Intentionality, communicative intentions and the implication of politeness


Ruhi S.

INTERCULTURAL PRAGMATICS, vol.5, no.3, pp.287-314, 2008 (SSCI) identifier identifier

  • Publication Type: Article / Article
  • Volume: 5 Issue: 3
  • Publication Date: 2008
  • Doi Number: 10.1515/iprg.2008.014
  • Journal Name: INTERCULTURAL PRAGMATICS
  • Journal Indexes: Social Sciences Citation Index (SSCI), Scopus
  • Page Numbers: pp.287-314
  • Middle East Technical University Affiliated: No

Abstract

Working within the relevance-theoretic paradigm (Sperber & Wilson 1995 [1986]), complemented with the cognitive linguistic approach (Johnson 1987; Lakoff & Johnson 1980), the paper proposes that politeness is an optional metarepresentation of an "interpersonal attitude" (Haugh 2007: 91) that concerns the domain of intentionality.

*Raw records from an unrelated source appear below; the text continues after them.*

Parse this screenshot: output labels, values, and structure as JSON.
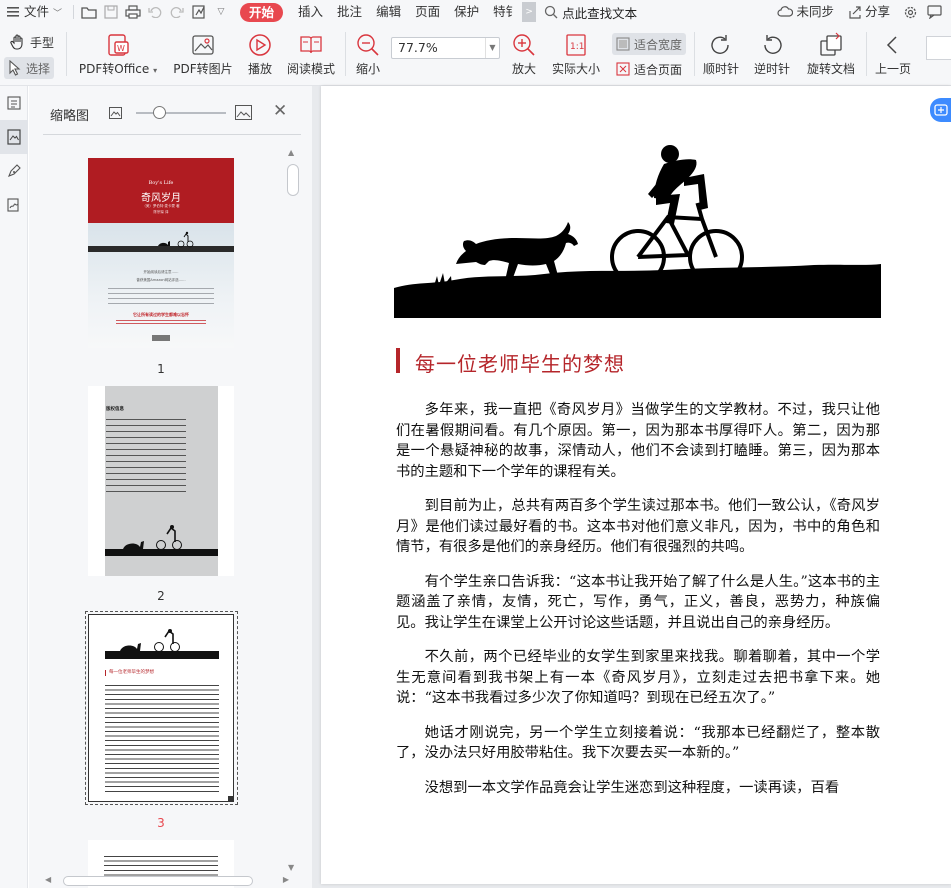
{
  "menu": {
    "file": "文件",
    "start": "开始",
    "insert": "插入",
    "annotate": "批注",
    "edit": "编辑",
    "page": "页面",
    "protect": "保护",
    "special": "特钅",
    "search_placeholder": "点此查找文本",
    "sync": "未同步",
    "share": "分享"
  },
  "toolbar": {
    "hand": "手型",
    "select": "选择",
    "pdf_to_office": "PDF转Office",
    "pdf_to_image": "PDF转图片",
    "play": "播放",
    "read_mode": "阅读模式",
    "zoom_out": "缩小",
    "zoom_value": "77.7%",
    "zoom_in": "放大",
    "actual_size": "实际大小",
    "fit_width": "适合宽度",
    "fit_page": "适合页面",
    "clockwise": "顺时针",
    "counter_clockwise": "逆时针",
    "rotate_doc": "旋转文档",
    "prev_page": "上一页"
  },
  "thumbnails": {
    "title": "缩略图",
    "pages": [
      {
        "number": "1"
      },
      {
        "number": "2"
      },
      {
        "number": "3"
      }
    ],
    "cover": {
      "series": "Boy's Life",
      "title": "奇风岁月",
      "author": "（美）罗伯特·麦卡蒙 著",
      "translator": "陈宗琛 译",
      "blurb_1": "开始阅读后请注意……",
      "blurb_2": "曾获美国Amazon网站评选……",
      "promo": "它让所有读过的学生都难以忘怀"
    },
    "page2_heading": "版权信息"
  },
  "document": {
    "heading": "每一位老师毕生的梦想",
    "paragraphs": [
      "多年来，我一直把《奇风岁月》当做学生的文学教材。不过，我只让他们在暑假期间看。有几个原因。第一，因为那本书厚得吓人。第二，因为那是一个悬疑神秘的故事，深情动人，他们不会读到打瞌睡。第三，因为那本书的主题和下一个学年的课程有关。",
      "到目前为止，总共有两百多个学生读过那本书。他们一致公认，《奇风岁月》是他们读过最好看的书。这本书对他们意义非凡，因为，书中的角色和情节，有很多是他们的亲身经历。他们有很强烈的共鸣。",
      "有个学生亲口告诉我：“这本书让我开始了解了什么是人生。”这本书的主题涵盖了亲情，友情，死亡，写作，勇气，正义，善良，恶势力，种族偏见。我让学生在课堂上公开讨论这些话题，并且说出自己的亲身经历。",
      "不久前，两个已经毕业的女学生到家里来找我。聊着聊着，其中一个学生无意间看到我书架上有一本《奇风岁月》，立刻走过去把书拿下来。她说：“这本书我看过多少次了你知道吗？到现在已经五次了。”",
      "她话才刚说完，另一个学生立刻接着说：“我那本已经翻烂了，整本散了，没办法只好用胶带粘住。我下次要去买一本新的。”",
      "没想到一本文学作品竟会让学生迷恋到这种程度，一读再读，百看"
    ]
  },
  "colors": {
    "accent": "#e8484f",
    "heading": "#b5252a",
    "cover_red": "#b01c22"
  }
}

The paper first addresses the issue of "noticed" vs. "unnoticed" politeness with respect to utterance processing and argues that "unnoticed" (conventional) politeness can exist in interaction on the level of "background consciousness" (O'Driscoll 1996: 1) and that processing of non-conventional utterances need not go through full-fledged inferential processing to achieve polite interpretations. Politeness is described as an implication that may result via the integration of the metarepresentation of (communicative) intentions and evaluative meta-representations of the interlocutors' social acts.